AIUI, the situation is this:

(Executive summary)
The restriction was imposed by Guido as a design feature.

(Excruciating detail)
There are three general possibilities:

1.  The syntax recognizes some tokens as significant, but they are not
    reserved at all.  It's arguable that Lisp works this way (some
    will argue that only parentheses create syntax in Lisp, but I don't
    think humans perceive it that way).

2.  The syntax recognizes keywords (ie, reserved for their syntactic
    meaning) in a context-dependent fashion.  In Python, an example
    might be treating break and continue this way: inside a loop they
    are reserved, but you can use them as identifiers outside of a
    loop.  I believe that the async-related keywords were treated this
    way at first.

3.  Syntactically-significant keywords are reserved for their
    syntactic purpose globally.  This is the rule in Python.

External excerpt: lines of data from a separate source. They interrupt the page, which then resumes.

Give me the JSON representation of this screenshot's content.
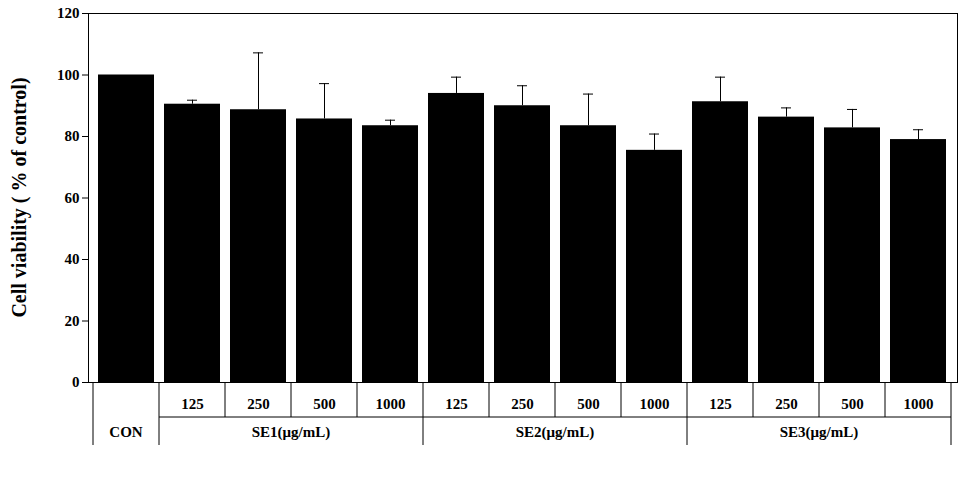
{
  "chart_data": {
    "type": "bar",
    "y_label": "Cell viability ( % of control)",
    "categories": [
      null,
      "125",
      "250",
      "500",
      "1000",
      "125",
      "250",
      "500",
      "1000",
      "125",
      "250",
      "500",
      "1000"
    ],
    "groups": [
      "CON",
      "SE1(μg/mL)",
      "SE1(μg/mL)",
      "SE1(μg/mL)",
      "SE1(μg/mL)",
      "SE2(μg/mL)",
      "SE2(μg/mL)",
      "SE2(μg/mL)",
      "SE2(μg/mL)",
      "SE3(μg/mL)",
      "SE3(μg/mL)",
      "SE3(μg/mL)",
      "SE3(μg/mL)"
    ],
    "values": [
      100,
      90.5,
      88.7,
      85.7,
      83.5,
      94,
      90,
      83.5,
      75.5,
      91.3,
      86.3,
      82.8,
      79
    ],
    "errors": [
      null,
      1.3,
      18.5,
      11.5,
      1.8,
      5.3,
      6.5,
      10.3,
      5.3,
      8,
      3,
      6,
      3.2
    ],
    "color": "#000000",
    "ylim": [
      0,
      120
    ],
    "yticks": [
      0,
      20,
      40,
      60,
      80,
      100,
      120
    ]
  }
}
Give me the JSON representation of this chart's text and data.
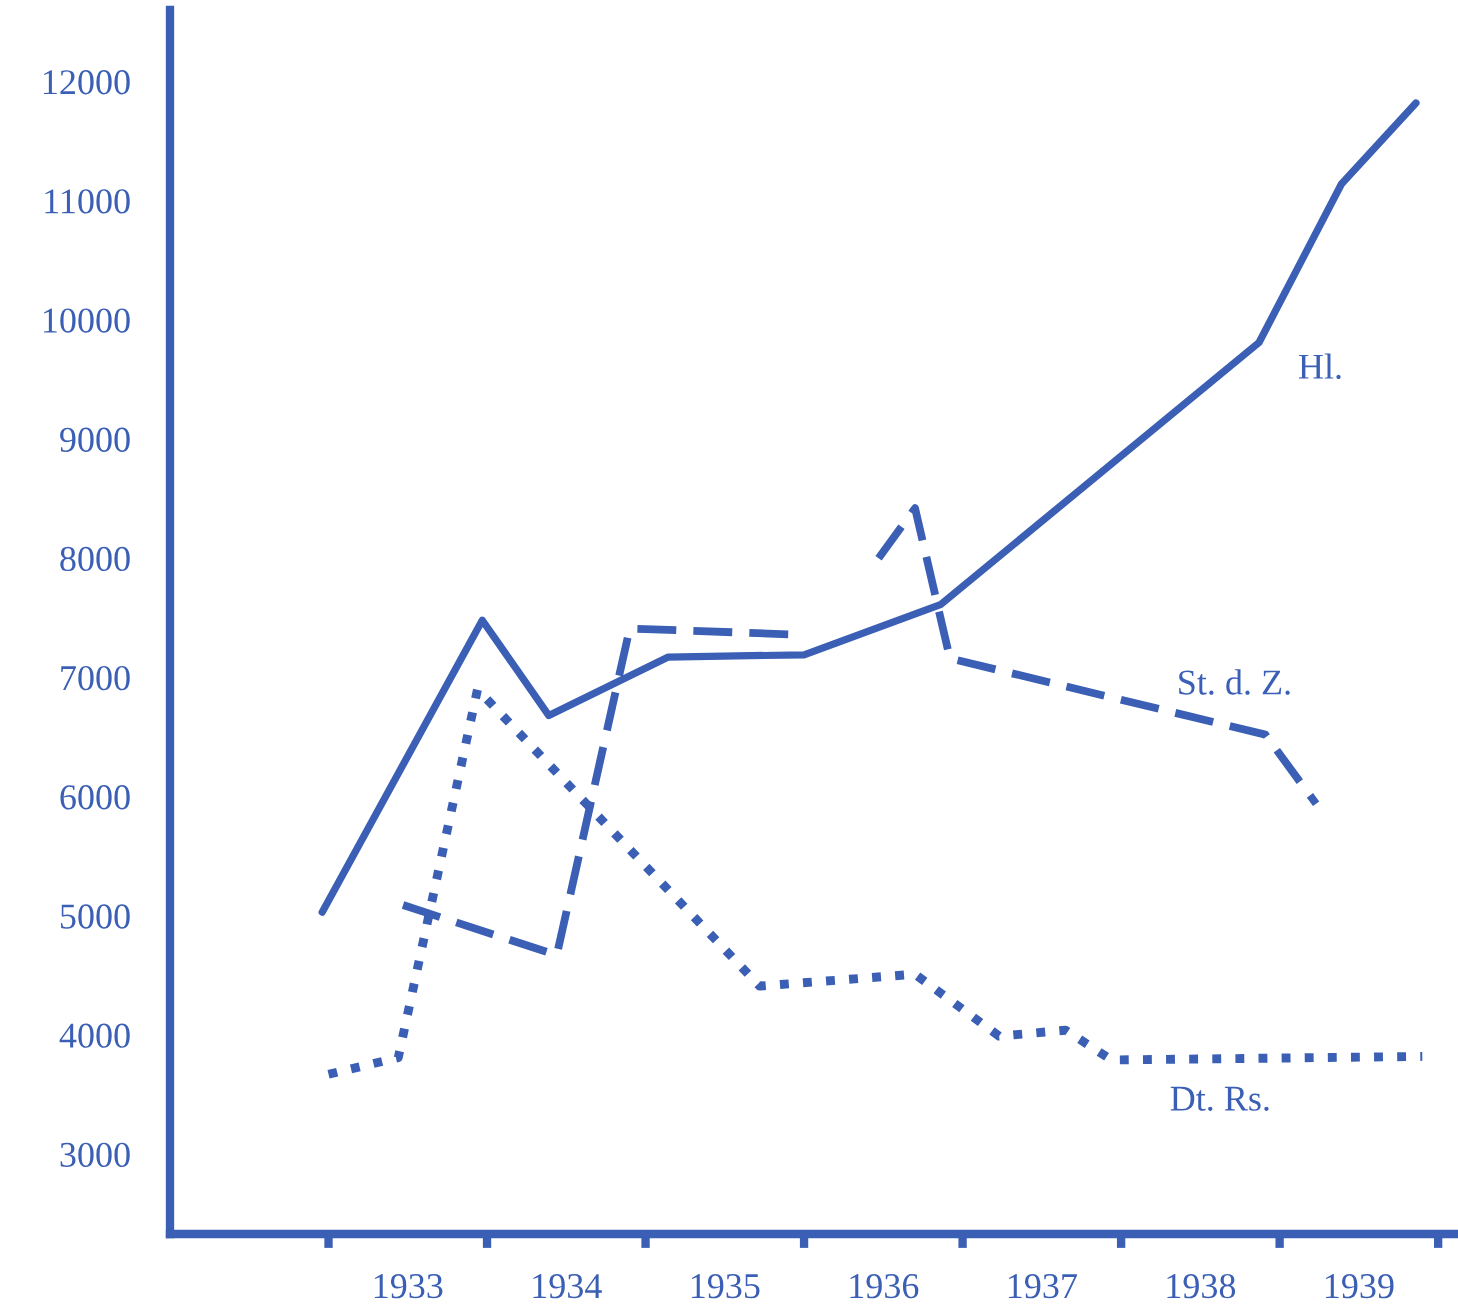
{
  "chart_data": {
    "type": "line",
    "xlim": [
      1932,
      1940.1
    ],
    "xticks": [
      {
        "value": 1933,
        "label": null
      },
      {
        "value": 1933.5,
        "label": "1933"
      },
      {
        "value": 1934,
        "label": null
      },
      {
        "value": 1934.5,
        "label": "1934"
      },
      {
        "value": 1935,
        "label": null
      },
      {
        "value": 1935.5,
        "label": "1935"
      },
      {
        "value": 1936,
        "label": null
      },
      {
        "value": 1936.5,
        "label": "1936"
      },
      {
        "value": 1937,
        "label": null
      },
      {
        "value": 1937.5,
        "label": "1937"
      },
      {
        "value": 1938,
        "label": null
      },
      {
        "value": 1938.5,
        "label": "1938"
      },
      {
        "value": 1939,
        "label": null
      },
      {
        "value": 1939.5,
        "label": "1939"
      },
      {
        "value": 1940,
        "label": null
      }
    ],
    "ylim": [
      2330,
      12600
    ],
    "yticks": [
      3000,
      4000,
      5000,
      6000,
      7000,
      8000,
      9000,
      10000,
      11000,
      12000
    ],
    "grid": false,
    "legend": false,
    "marker": "none",
    "series": [
      {
        "name": "Hl.",
        "color": "#3a5fb4",
        "line_style": "solid",
        "x": [
          1932.96,
          1933.97,
          1934.39,
          1935.14,
          1936.0,
          1936.86,
          1938.87,
          1939.39,
          1939.86
        ],
        "values": [
          5030,
          7480,
          6680,
          7170,
          7190,
          7610,
          9810,
          11140,
          11820
        ]
      },
      {
        "name": "St. d. Z.",
        "color": "#3a5fb4",
        "line_style": "dashed",
        "x": [
          1933.47,
          1934.44,
          1934.9,
          1935.94,
          1936.2,
          1936.47,
          1936.7,
          1936.92,
          1938.91,
          1939.23
        ],
        "values": [
          5090,
          4670,
          7410,
          7360,
          null,
          8000,
          8420,
          7160,
          6520,
          5940
        ]
      },
      {
        "name": "Dt. Rs.",
        "color": "#3a5fb4",
        "line_style": "dotted",
        "x": [
          1933.0,
          1933.44,
          1933.94,
          1935.72,
          1936.7,
          1937.23,
          1937.65,
          1937.94,
          1939.9
        ],
        "values": [
          3670,
          3810,
          6900,
          4410,
          4510,
          3990,
          4040,
          3790,
          3820
        ]
      }
    ]
  }
}
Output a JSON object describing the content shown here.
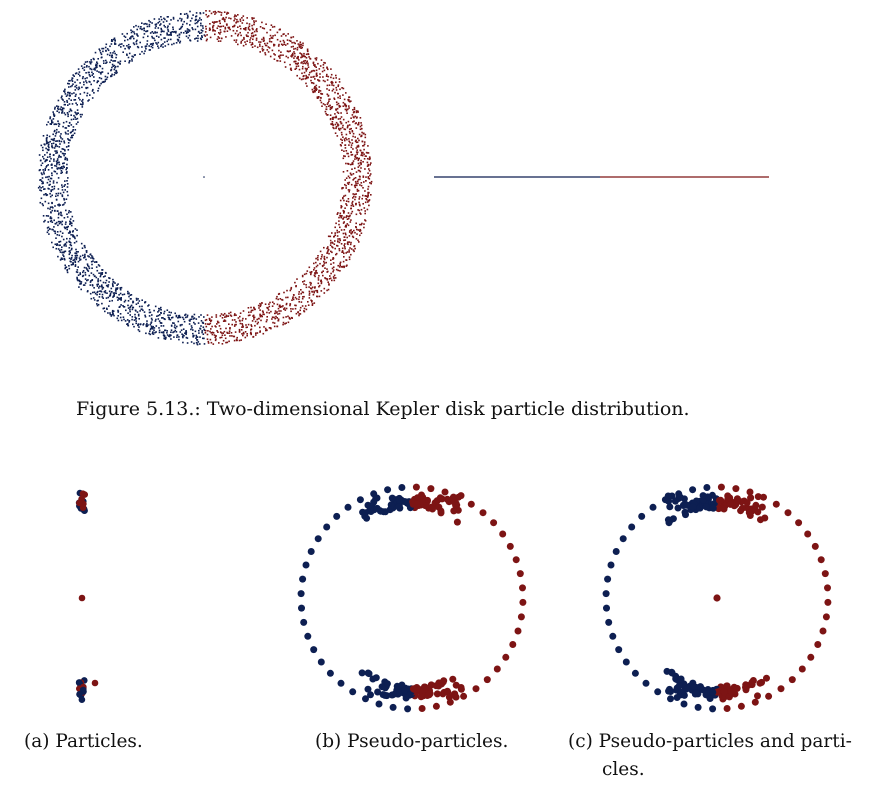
{
  "figure_5_13": {
    "caption": "Figure 5.13.: Two-dimensional Kepler disk particle distribution.",
    "panels": [
      "ring-view",
      "edge-on-view"
    ]
  },
  "figure_panels": {
    "a": {
      "caption": "(a) Particles."
    },
    "b": {
      "caption": "(b) Pseudo-particles."
    },
    "c": {
      "caption_line1": "(c) Pseudo-particles and parti-",
      "caption_line2": "cles."
    }
  },
  "colors": {
    "left_half": "#0d1f52",
    "right_half": "#7d1414"
  }
}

Guido chose #3 as a matter of designing Python.  IIRC, the logic was
that #1 admits awful unreadable code like "if if then then else else"
and nobody needs to write that, and it's hard to write a grammar for
it that allows generation of good error messages.  The rules for #2,
being context-dependent, are unclear to most humans and you don't get
a significant benefit for many keywords (consider how useful "break"
would be as a variable if you couldn't reference it in a loop!)
Besides not having those disadvantages, #3 has the advantage of a
simpler grammar and more transparent syntax error reporting, at the
minor cost of reserving a very few tokens globally.

This does get annoying sometimes (you see a lot of use of 'class_' and
'klass' in some contexts), but I hardly ever notice it.  For me at
least, shadowing builtins is a much more frequent problem/annoyance.